Yaptığınız yorumlar için çok teşekkür ederim ❤

Paçalarına kadar ıslanmış adam öfkeyle soluyarak siyah perçemlerinin arasından hırladı. Yoğun bir şekilde nefes alıp veriyor, yeşil gözlerini kısarak ağaçların arasından kaybolan koyu kahve kürkü olan hayvanı arıyordu. Hırlayarak toprağı eşeledi, gün iyi geçmiyordu. Kurt formunu korumakta zorlanırken yan tarafa doğru eğildi ve insan formunun verdiği çıplaklığı dert etmeden çalıların arasına bıraktığı kıyafetlerine ulaştı. Beyaz gömleği sırıksıklam oluvermişti. Burnunu çekerek öfkeyle homurdandı, tek dileği hasta olmamaktı.

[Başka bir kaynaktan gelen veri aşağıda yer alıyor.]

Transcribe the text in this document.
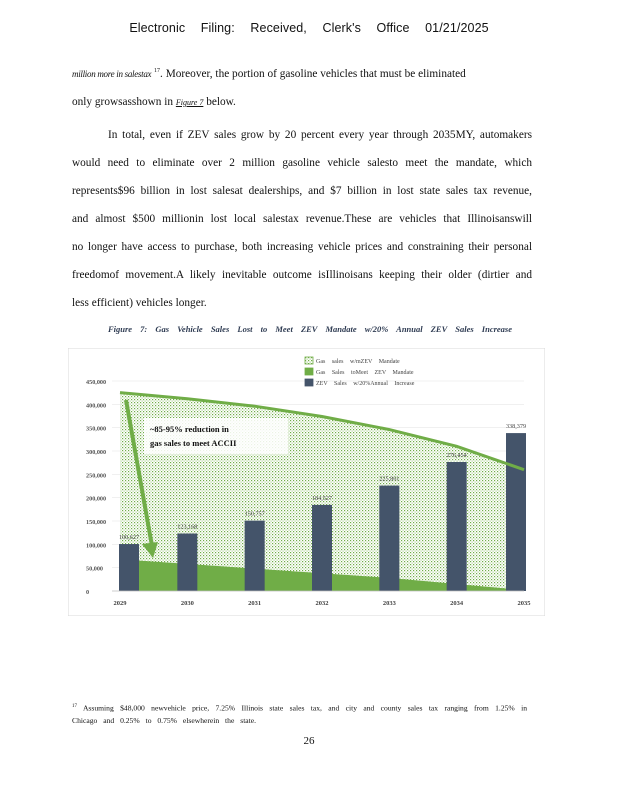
Electronic Filing: Received, Clerk's Office 01/21/2025
million more in salestax $^{17}$. Moreover, the portion of gasoline vehicles that must be eliminated
only growsasshown in Figure 7 below.
In total, even if ZEV sales grow by 20 percent every year through 2035MY, automakers
would need to eliminate over 2 million gasoline vehicle salesto meet the mandate, which
represents$96 billion in lost salesat dealerships, and $7 billion in lost state sales tax revenue,
and almost $500 millionin lost local salestax revenue.These are vehicles that Illinoisanswill
no longer have access to purchase, both increasing vehicle prices and constraining their personal
freedomof movement.A likely inevitable outcome isIllinoisans keeping their older (dirtier and
less efficient) vehicles longer.
Figure 7: Gas Vehicle Sales Lost to Meet ZEV Mandate w/20% Annual ZEV Sales Increase
0
50,000
100,000
150,000
200,000
250,000
300,000
350,000
400,000
450,000
100,627
123,168
150,757
184,527
225,861
276,454
338,379
~85-95% reduction in
gas sales to meet ACCII
2029	2030	2031	2032	2033	2034	2035
Gas sales w/mZEV Mandate
Gas Sales toMeet ZEV Mandate
ZEV Sales w/20%Annual Increase
$^{17}$ Assuming $48,000 newvehicle price, 7.25% Illinois state sales tax, and city and county sales tax ranging from 1.25% in Chicago and 0.25% to 0.75% elsewherein the state.
26
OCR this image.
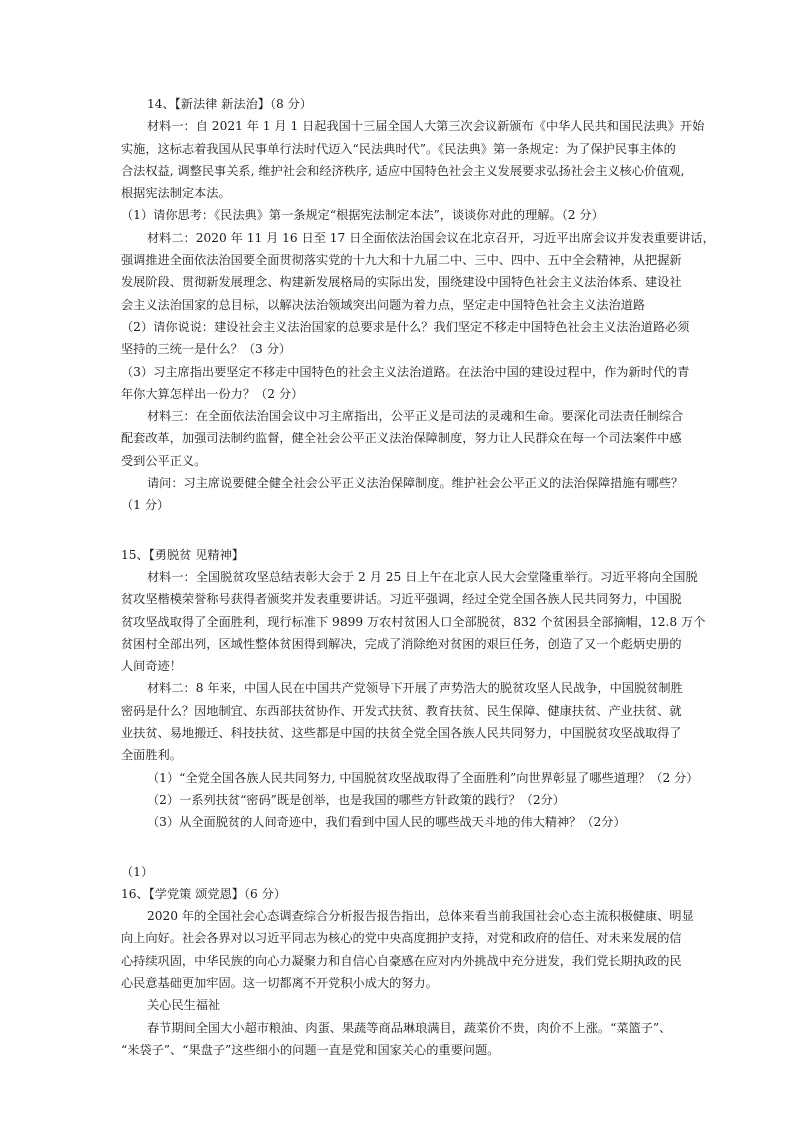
14、【新法律 新法治】（8 分）
材料一：自 2021 年 1 月 1 日起我国十三届全国人大第三次会议新颁布《中华人民共和国民法典》开始
实施，这标志着我国从民事单行法时代迈入“民法典时代”。《民法典》第一条规定：为了保护民事主体的
合法权益, 调整民事关系, 维护社会和经济秩序, 适应中国特色社会主义发展要求弘扬社会主义核心价值观,
根据宪法制定本法。
（1）请你思考：《民法典》第一条规定“根据宪法制定本法”，谈谈你对此的理解。（2 分）
材料二：2020 年 11 月 16 日至 17 日全面依法治国会议在北京召开，习近平出席会议并发表重要讲话，
强调推进全面依法治国要全面贯彻落实党的十九大和十九届二中、三中、四中、五中全会精神，从把握新
发展阶段、贯彻新发展理念、构建新发展格局的实际出发，围绕建设中国特色社会主义法治体系、建设社
会主义法治国家的总目标，以解决法治领域突出问题为着力点，坚定走中国特色社会主义法治道路
（2）请你说说：建设社会主义法治国家的总要求是什么？我们坚定不移走中国特色社会主义法治道路必须
坚持的三统一是什么？（3 分）
（3）习主席指出要坚定不移走中国特色的社会主义法治道路。在法治中国的建设过程中，作为新时代的青
年你大算怎样出一份力？（2 分）
材料三：在全面依法治国会议中习主席指出，公平正义是司法的灵魂和生命。要深化司法责任制综合
配套改革，加强司法制约监督，健全社会公平正义法治保障制度，努力让人民群众在每一个司法案件中感
受到公平正义。
请问：习主席说要健全健全社会公平正义法治保障制度。维护社会公平正义的法治保障措施有哪些？
（1 分）
15、【勇脱贫 见精神】
材料一：全国脱贫攻坚总结表彰大会于 2 月 25 日上午在北京人民大会堂隆重举行。习近平将向全国脱
贫攻坚楷模荣誉称号获得者颁奖并发表重要讲话。习近平强调，经过全党全国各族人民共同努力，中国脱
贫攻坚战取得了全面胜利，现行标准下 9899 万农村贫困人口全部脱贫，832 个贫困县全部摘帽，12.8 万个
贫困村全部出列，区域性整体贫困得到解决，完成了消除绝对贫困的艰巨任务，创造了又一个彪炳史册的
人间奇迹！
材料二：8 年来，中国人民在中国共产党领导下开展了声势浩大的脱贫攻坚人民战争，中国脱贫制胜
密码是什么？因地制宜、东西部扶贫协作、开发式扶贫、教育扶贫、民生保障、健康扶贫、产业扶贫、就
业扶贫、易地搬迁、科技扶贫、这些都是中国的扶贫全党全国各族人民共同努力，中国脱贫攻坚战取得了
全面胜利。
（1）“全党全国各族人民共同努力, 中国脱贫攻坚战取得了全面胜利”向世界彰显了哪些道理？（2 分）
（2）一系列扶贫“密码”既是创举，也是我国的哪些方针政策的践行？（2分）
（3）从全面脱贫的人间奇迹中，我们看到中国人民的哪些战天斗地的伟大精神？（2分）
（1）
16、【学党策 颂党恩】（6 分）
2020 年的全国社会心态调查综合分析报告报告指出，总体来看当前我国社会心态主流积极健康、明显
向上向好。社会各界对以习近平同志为核心的党中央高度拥护支持，对党和政府的信任、对未来发展的信
心持续巩固，中华民族的向心力凝聚力和自信心自豪感在应对内外挑战中充分迸发，我们党长期执政的民
心民意基础更加牢固。这一切都离不开党积小成大的努力。
关心民生福祉
春节期间全国大小超市粮油、肉蛋、果蔬等商品琳琅满目，蔬菜价不贵，肉价不上涨。“菜篮子”、
“米袋子”、“果盘子”这些细小的问题一直是党和国家关心的重要问题。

"Dolunay bugün olduğundan mı bu kadar huzursuz görmüyorsun?" Arkasından yaklaşan ses yeşil gözlü kurdu gülümsetti. Ama çok kısa sürmüştü, ıslak oluşundan nefret ediyordu. Yağmurdan çamurdan ve herhangi bir esinti veya rüzgardan. Koyu gri bulutlar bile nefesinin kesilmesine, homurdanmasına sebep oluyordu.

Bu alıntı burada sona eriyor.